I trained in medicine at University College Hospital, London, and then in psychiatry at King’s College Hospital.  I then came to Oxford to work in the MRC Unit of Clinical Pharmacology under David Grahame-Smith. In his laboratory I studied the basic neuropharmacology of serotonin and  its application to clinical psychopharmacology.  Since 1983 I have been MRC Clinical Scientist and Honorary Consultant Psychiatrist in the Department of Psychiatry in Oxford.  I was elected to a personal chair in Psychopharmacology at the University of Oxford in 1997 and to a Fellowship of the UK Academy of Medical Sciences in 2001. I received a Lifetime Achievement Award from the British Association of Psychopharmacology in 2014. My main interests are in the biochemistry and treatment of mood disorders, particularly the pharmacological management of resistant depression. I am senior author of the Shorter Oxford Textbook of Psychiatry (most recent edition, 2017).

My Research

My research focuses on the psychopharmacology of depression. I am interested in the biochemical changes that are associated with depression and how drugs work to alleviate the symptoms that depressed patients experience.  

Clinical depression is an important public health problem and one of the leading contributors to the global burden of disease. Current treatments, although  very helpful, are not effective for an important minority of patients, particularly those referred to mental health services. The rate of discovery of new drug treatments for depression is low partly because our knowledge of the underlying neurobiology is limited.

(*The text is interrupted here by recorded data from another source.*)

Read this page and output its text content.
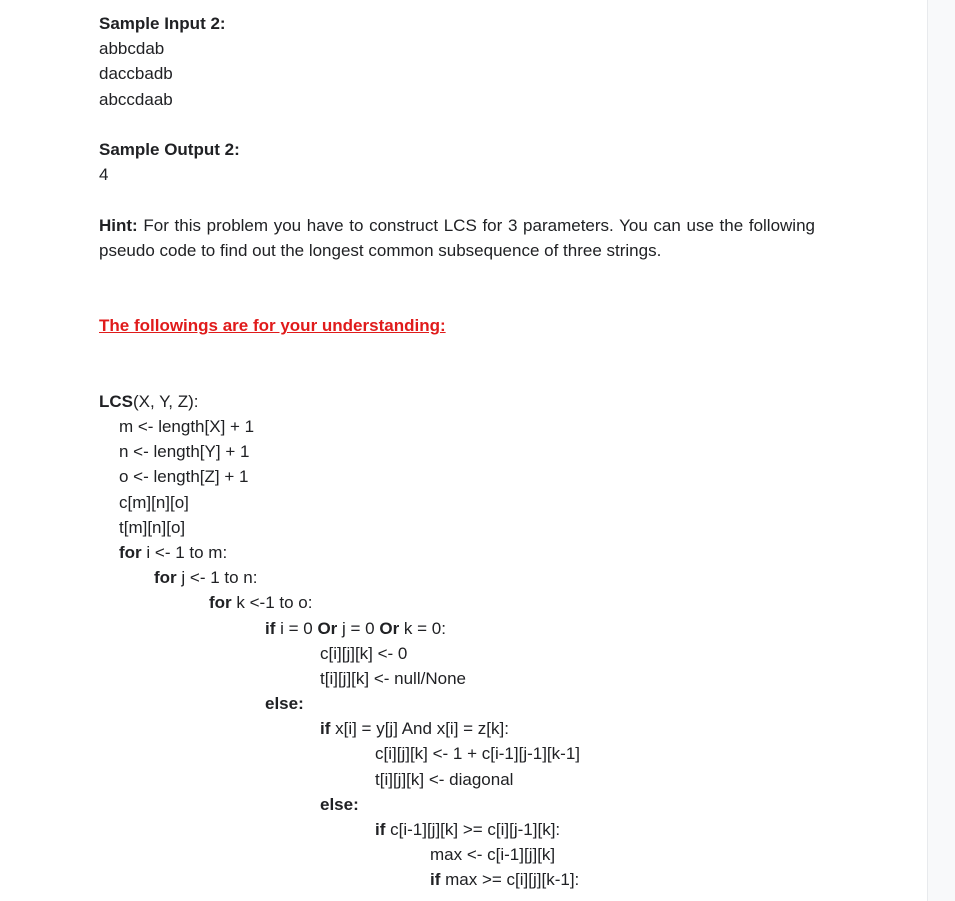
Sample Input 2:
abbcdab
daccbadb
abccdaab
Sample Output 2:
4
Hint: For this problem you have to construct LCS for 3 parameters. You can use the following pseudo code to find out the longest common subsequence of three strings.
The followings are for your understanding:
LCS(X, Y, Z):
m <- length[X] + 1
n <- length[Y] + 1
o <- length[Z] + 1
c[m][n][o]
t[m][n][o]
for i <- 1 to m:
for j <- 1 to n:
for k <-1 to o:
if i = 0 Or j = 0 Or k = 0:
c[i][j][k] <- 0
t[i][j][k] <- null/None
else:
if x[i] = y[j] And x[i] = z[k]:
c[i][j][k] <- 1 + c[i-1][j-1][k-1]
t[i][j][k] <- diagonal
else:
if c[i-1][j][k] >= c[i][j-1][k]:
max <- c[i-1][j][k]
if max >= c[i][j][k-1]:
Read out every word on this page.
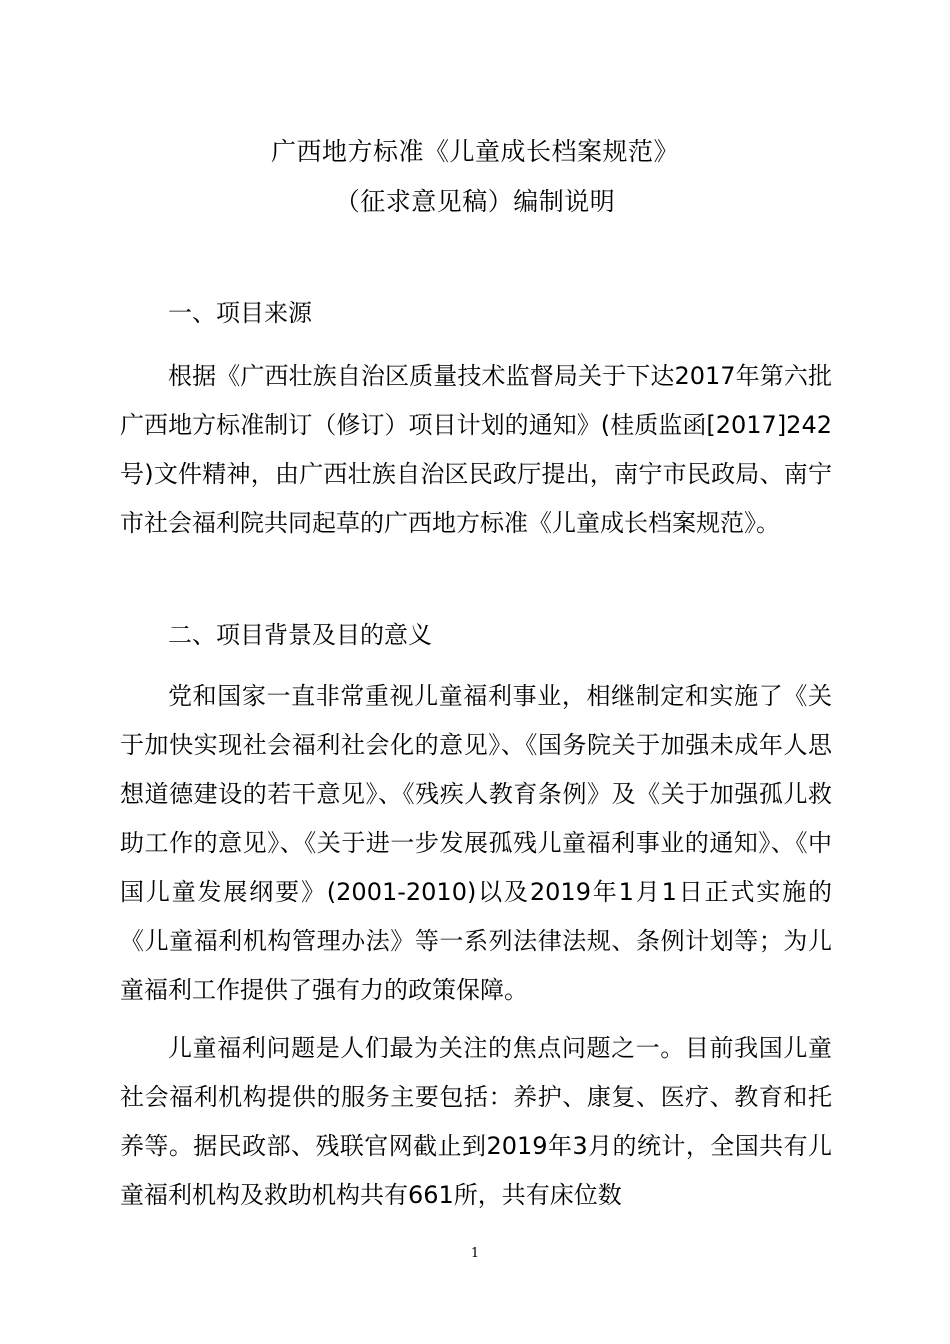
广西地方标准《儿童成长档案规范》
（征求意见稿）编制说明
一、项目来源
根据《广西壮族自治区质量技术监督局关于下达2017年第六批广西地方标准制订（修订）项目计划的通知》(桂质监函[2017]242号)文件精神，由广西壮族自治区民政厅提出，南宁市民政局、南宁市社会福利院共同起草的广西地方标准《儿童成长档案规范》。
二、项目背景及目的意义
党和国家一直非常重视儿童福利事业，相继制定和实施了《关于加快实现社会福利社会化的意见》、《国务院关于加强未成年人思想道德建设的若干意见》、《残疾人教育条例》及《关于加强孤儿救助工作的意见》、《关于进一步发展孤残儿童福利事业的通知》、《中国儿童发展纲要》(2001-2010)以及2019年1月1日正式实施的《儿童福利机构管理办法》等一系列法律法规、条例计划等；为儿童福利工作提供了强有力的政策保障。
儿童福利问题是人们最为关注的焦点问题之一。目前我国儿童社会福利机构提供的服务主要包括：养护、康复、医疗、教育和托养等。据民政部、残联官网截止到2019年3月的统计，全国共有儿童福利机构及救助机构共有661所，共有床位数
1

My group uses a variety of brain imaging methods as well neuropsychological technigues to clarify the brain changes in depression. We also study the effects of psychotropic drugs in these models. We study people who are acutely unwell as well as those at risk of depression because, for example, they have a previous history of the illness or a family history of mood disorder. In the latter respect much of our current work focuses on identifying neurobiological risk factors for young people at risk of depression in the hope of finding simple interventions to help prevent the onset of depression.